腹腔镜睾丸固定术对于治疗隐睾患者极为有效。然而,尽管在某些情况下它允许进行高度解剖和广泛游离,但血管长度可能会阻碍睾丸降至阴囊。仅有少数病例报道过使用腹腔镜进行血管切断及睾丸游离固定术。我们回顾了采用腹腔镜下分1期或2期进行的Fowler-Stephens睾丸固定术治疗的病例。
我们回顾了自1992年以来在我们机构接受腹腔镜检查以评估隐睾的所有男孩的记录。选择那些接受腹腔镜下分1期或2期进行睾丸血管切断及睾丸固定术的患者进行评估。详细查阅门诊病历和手术报告。

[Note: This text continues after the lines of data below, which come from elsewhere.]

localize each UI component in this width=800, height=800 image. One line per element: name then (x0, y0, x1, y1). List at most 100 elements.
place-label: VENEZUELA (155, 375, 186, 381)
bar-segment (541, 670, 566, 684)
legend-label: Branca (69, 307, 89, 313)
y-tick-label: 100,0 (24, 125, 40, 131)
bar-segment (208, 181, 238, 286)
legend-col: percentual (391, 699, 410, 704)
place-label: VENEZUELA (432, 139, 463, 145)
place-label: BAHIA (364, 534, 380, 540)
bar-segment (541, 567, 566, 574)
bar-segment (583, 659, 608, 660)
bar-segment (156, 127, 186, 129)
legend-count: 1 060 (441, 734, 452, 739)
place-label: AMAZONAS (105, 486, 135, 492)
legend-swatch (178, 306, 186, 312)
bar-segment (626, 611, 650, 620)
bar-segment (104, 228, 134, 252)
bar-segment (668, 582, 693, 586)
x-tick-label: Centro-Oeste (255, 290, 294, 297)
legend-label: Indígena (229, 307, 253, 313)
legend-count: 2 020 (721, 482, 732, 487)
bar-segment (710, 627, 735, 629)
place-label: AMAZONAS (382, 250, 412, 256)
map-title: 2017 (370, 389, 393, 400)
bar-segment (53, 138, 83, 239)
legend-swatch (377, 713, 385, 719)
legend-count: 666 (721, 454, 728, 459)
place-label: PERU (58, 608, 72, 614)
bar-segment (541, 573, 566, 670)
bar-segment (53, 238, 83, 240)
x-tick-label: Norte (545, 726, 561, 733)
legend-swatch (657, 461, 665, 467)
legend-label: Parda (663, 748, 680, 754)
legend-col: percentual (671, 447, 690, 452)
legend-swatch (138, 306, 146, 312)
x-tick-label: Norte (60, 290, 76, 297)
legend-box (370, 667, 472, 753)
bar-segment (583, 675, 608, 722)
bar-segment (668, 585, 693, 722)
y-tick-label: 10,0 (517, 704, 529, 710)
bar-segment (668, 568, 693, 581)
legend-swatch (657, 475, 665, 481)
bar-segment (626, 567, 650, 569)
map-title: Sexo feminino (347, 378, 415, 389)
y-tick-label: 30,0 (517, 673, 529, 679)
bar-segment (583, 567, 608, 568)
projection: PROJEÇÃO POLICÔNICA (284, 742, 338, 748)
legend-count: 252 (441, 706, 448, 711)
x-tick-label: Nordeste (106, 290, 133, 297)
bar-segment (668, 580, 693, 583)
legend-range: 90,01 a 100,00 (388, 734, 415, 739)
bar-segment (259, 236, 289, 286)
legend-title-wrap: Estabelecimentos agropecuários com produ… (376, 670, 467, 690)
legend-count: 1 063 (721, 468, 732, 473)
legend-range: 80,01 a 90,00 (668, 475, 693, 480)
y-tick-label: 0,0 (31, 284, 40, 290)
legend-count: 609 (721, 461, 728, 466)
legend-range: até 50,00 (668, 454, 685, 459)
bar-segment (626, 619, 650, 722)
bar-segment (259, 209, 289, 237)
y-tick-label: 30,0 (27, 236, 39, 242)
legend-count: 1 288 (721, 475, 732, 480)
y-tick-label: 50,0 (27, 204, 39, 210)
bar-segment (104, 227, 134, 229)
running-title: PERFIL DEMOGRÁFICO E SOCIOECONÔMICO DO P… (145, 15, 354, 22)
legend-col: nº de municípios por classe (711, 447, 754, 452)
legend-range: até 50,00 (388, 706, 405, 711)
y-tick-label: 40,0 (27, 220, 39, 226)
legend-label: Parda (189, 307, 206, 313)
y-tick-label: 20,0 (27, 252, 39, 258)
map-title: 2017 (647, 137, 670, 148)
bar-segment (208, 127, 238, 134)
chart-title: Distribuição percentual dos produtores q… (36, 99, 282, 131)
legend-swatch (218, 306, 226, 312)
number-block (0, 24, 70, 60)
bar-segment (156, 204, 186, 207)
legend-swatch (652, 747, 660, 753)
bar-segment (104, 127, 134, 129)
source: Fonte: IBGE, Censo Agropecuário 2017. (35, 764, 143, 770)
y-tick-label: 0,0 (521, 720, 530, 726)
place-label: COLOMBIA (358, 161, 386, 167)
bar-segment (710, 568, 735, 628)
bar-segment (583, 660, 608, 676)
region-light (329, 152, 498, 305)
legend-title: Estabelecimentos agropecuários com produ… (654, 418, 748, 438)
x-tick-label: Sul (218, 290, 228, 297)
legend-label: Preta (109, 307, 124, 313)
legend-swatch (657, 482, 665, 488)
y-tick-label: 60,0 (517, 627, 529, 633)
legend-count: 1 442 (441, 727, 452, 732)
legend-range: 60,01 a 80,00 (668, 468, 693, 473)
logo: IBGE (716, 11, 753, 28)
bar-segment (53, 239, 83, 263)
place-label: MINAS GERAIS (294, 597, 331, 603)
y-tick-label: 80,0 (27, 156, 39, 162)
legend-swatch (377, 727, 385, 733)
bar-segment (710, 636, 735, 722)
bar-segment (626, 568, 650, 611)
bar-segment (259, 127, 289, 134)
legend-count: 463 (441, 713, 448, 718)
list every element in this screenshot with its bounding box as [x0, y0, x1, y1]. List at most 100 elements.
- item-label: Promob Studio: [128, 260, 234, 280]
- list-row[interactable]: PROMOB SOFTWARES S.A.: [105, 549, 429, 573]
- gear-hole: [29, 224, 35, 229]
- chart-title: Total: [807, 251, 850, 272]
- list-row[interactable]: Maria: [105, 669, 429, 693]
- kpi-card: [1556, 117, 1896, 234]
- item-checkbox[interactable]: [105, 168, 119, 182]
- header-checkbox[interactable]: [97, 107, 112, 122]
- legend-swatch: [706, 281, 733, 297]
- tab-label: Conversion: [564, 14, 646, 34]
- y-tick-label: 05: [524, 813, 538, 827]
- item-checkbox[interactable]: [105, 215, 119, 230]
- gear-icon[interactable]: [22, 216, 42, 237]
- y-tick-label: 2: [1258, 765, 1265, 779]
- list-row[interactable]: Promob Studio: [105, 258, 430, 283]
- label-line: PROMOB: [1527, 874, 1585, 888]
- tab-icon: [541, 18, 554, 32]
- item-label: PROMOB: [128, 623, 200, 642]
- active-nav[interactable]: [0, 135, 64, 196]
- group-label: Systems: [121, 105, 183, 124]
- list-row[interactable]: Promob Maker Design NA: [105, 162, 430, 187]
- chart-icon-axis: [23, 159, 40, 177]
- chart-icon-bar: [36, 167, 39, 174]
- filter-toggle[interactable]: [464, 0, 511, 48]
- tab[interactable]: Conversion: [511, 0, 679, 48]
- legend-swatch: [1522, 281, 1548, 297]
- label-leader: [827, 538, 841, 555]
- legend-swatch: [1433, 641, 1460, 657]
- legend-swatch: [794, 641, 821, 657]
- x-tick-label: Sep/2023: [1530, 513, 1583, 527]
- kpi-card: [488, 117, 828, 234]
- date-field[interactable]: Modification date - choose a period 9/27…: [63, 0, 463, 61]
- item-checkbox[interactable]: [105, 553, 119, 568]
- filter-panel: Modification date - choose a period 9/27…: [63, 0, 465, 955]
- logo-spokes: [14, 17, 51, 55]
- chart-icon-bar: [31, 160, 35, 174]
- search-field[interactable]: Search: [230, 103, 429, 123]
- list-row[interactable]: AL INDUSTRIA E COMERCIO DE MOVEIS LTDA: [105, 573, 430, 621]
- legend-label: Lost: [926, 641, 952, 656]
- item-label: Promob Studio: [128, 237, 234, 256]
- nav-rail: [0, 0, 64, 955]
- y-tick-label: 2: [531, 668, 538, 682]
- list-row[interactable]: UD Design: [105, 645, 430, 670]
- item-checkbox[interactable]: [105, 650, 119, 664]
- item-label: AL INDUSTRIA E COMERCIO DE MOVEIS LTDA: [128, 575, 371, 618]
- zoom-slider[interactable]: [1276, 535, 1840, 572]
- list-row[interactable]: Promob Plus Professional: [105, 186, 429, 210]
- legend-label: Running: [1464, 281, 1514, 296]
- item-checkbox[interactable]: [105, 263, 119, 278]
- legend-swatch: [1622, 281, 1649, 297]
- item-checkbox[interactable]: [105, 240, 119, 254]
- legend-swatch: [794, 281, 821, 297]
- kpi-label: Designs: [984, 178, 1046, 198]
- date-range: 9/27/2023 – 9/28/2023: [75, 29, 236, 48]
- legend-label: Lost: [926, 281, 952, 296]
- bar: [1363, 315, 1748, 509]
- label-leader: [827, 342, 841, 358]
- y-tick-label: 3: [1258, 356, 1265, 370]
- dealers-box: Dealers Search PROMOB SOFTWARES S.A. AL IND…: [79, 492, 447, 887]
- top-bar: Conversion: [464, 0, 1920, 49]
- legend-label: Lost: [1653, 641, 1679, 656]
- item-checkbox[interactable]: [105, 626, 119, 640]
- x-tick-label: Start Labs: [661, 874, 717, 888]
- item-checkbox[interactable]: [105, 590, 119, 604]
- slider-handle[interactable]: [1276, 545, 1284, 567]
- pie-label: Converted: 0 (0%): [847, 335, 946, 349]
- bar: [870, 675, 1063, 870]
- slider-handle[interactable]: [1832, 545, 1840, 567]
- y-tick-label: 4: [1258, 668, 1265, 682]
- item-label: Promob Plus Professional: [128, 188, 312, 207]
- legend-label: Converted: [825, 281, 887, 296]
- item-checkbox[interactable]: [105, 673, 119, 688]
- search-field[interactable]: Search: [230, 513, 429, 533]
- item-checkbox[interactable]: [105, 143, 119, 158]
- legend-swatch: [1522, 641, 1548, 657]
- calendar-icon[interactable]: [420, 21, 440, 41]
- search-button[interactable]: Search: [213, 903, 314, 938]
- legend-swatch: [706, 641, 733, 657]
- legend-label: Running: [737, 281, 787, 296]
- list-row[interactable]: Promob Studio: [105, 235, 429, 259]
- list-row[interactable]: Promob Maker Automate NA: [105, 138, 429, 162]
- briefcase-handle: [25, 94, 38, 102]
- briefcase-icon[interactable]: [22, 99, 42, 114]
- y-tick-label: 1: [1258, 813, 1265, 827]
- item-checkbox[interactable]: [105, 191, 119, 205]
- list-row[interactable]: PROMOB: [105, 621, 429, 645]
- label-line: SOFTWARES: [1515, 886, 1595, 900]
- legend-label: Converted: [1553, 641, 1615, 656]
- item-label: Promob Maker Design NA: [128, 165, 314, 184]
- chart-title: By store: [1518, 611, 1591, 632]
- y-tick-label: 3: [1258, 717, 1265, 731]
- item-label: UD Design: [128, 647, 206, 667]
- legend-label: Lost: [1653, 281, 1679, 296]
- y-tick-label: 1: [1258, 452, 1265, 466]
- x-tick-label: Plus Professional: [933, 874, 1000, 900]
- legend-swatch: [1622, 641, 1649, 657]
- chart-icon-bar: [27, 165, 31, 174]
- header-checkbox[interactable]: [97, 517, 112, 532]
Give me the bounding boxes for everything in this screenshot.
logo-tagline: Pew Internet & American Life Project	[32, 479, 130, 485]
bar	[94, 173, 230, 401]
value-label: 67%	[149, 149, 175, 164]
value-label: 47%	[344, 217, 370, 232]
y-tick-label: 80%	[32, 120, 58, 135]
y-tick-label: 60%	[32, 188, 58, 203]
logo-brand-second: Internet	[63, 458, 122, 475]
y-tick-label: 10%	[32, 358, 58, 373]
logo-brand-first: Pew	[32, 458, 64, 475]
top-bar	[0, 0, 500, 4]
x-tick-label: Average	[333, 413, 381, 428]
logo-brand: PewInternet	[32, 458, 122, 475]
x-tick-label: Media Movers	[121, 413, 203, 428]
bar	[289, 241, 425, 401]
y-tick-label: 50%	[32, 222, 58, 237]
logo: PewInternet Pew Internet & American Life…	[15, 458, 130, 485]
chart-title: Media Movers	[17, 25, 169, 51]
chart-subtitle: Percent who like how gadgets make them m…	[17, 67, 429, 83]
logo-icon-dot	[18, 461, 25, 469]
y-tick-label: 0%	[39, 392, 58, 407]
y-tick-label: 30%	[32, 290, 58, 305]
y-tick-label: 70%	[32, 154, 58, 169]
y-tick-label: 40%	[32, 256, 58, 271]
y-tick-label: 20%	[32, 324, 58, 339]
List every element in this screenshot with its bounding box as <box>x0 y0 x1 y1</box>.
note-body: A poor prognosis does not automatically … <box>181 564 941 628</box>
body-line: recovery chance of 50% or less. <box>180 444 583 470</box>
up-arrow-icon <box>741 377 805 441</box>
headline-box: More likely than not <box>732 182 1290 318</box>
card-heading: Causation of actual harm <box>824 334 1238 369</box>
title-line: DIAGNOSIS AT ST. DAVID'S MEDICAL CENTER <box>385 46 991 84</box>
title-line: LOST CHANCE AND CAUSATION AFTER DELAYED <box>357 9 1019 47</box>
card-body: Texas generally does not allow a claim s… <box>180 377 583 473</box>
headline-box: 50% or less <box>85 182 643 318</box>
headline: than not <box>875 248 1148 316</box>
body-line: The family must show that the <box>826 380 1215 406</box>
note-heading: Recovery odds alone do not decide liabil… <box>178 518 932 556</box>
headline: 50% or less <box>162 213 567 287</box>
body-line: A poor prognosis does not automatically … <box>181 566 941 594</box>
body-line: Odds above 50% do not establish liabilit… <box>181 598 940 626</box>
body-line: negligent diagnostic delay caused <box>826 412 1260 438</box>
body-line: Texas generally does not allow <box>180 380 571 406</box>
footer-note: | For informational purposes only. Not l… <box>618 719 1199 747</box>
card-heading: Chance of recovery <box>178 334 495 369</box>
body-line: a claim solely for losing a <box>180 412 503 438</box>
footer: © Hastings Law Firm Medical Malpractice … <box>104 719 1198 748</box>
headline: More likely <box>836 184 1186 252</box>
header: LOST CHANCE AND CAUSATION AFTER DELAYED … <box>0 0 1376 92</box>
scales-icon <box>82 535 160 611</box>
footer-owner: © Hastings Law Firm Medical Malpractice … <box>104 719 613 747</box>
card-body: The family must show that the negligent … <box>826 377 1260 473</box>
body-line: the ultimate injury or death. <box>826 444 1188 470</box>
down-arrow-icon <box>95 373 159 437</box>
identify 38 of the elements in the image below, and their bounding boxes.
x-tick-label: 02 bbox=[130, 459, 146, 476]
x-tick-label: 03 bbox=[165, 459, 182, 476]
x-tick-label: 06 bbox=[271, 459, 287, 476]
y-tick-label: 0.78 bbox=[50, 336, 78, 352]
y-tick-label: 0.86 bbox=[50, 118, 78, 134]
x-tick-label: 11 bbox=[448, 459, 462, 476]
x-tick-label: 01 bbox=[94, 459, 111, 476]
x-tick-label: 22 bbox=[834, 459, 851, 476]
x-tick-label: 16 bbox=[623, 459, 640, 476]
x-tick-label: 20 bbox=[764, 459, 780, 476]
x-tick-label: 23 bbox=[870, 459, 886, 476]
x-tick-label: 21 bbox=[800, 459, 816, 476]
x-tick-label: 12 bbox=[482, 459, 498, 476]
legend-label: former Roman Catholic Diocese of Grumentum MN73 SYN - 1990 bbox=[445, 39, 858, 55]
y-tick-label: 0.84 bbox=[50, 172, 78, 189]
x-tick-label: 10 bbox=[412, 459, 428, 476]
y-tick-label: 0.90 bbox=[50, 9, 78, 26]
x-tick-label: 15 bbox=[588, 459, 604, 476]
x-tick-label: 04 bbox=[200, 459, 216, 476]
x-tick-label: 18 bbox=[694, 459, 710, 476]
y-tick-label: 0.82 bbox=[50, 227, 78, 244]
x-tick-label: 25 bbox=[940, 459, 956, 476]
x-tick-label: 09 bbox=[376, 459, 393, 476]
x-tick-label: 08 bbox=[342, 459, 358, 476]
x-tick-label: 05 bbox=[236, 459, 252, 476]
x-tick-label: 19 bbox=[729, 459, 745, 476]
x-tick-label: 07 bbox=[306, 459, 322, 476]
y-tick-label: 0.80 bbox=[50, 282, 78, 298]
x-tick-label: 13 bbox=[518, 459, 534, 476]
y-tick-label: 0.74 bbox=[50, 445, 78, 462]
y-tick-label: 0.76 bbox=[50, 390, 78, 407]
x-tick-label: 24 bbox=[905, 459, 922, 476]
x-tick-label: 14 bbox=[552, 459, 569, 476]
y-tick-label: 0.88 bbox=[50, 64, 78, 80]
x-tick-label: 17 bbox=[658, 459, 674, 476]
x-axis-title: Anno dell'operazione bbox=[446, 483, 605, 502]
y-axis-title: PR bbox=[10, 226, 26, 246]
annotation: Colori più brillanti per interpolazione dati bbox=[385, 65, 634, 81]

108例患者中的126个隐睾,51个(40%)位于腹腔内,其中14例患者中的18个(35%)采用腹腔镜下Fowler-Stephens手术。5个睾丸采用2期手术治疗,11个睾丸先经腹腔镜游离,然后在1期进行腹腔镜血管夹闭及睾丸固定术。另外2例患者几乎所有解剖操作均在腹腔镜下完成,但由于特殊情况也需要腹股沟切口。因此,13个睾丸采用1期Fowler-Stephens睾丸固定术治疗,包括自1996年8月以来所有需要血管切断的病例。2例患者在第2期手术后因肠梗阻延长住院时间。所有其他2期及所有1期病例均在门诊处理。无并发症发生。平均随访6个月,所有未经先前手术且采用腹腔镜睾丸固定术治疗的病例睾丸均无萎缩且位于阴囊内。2个曾接受过先前手术的睾丸术后发生萎缩。
对于腹腔镜下高位腹膜后游离后仍无法降至阴囊的高位腹腔内睾丸的男孩,腹腔镜下切断睾丸血管是安全的。腹腔镜的放大作用和广泛游离可能比开放探查更有利于保留 collateral 血管供应。先前手术是发生萎缩的危险因素。总体成功率为89%,未接受过先前睾丸手术的患者成功率为100%,这等同于或超过了开放睾丸固定术治疗腹腔内睾丸患者的成功率。1期手术避免了再次麻醉以及再次手术时偶尔需要进行的广泛、有时繁琐的解剖操作。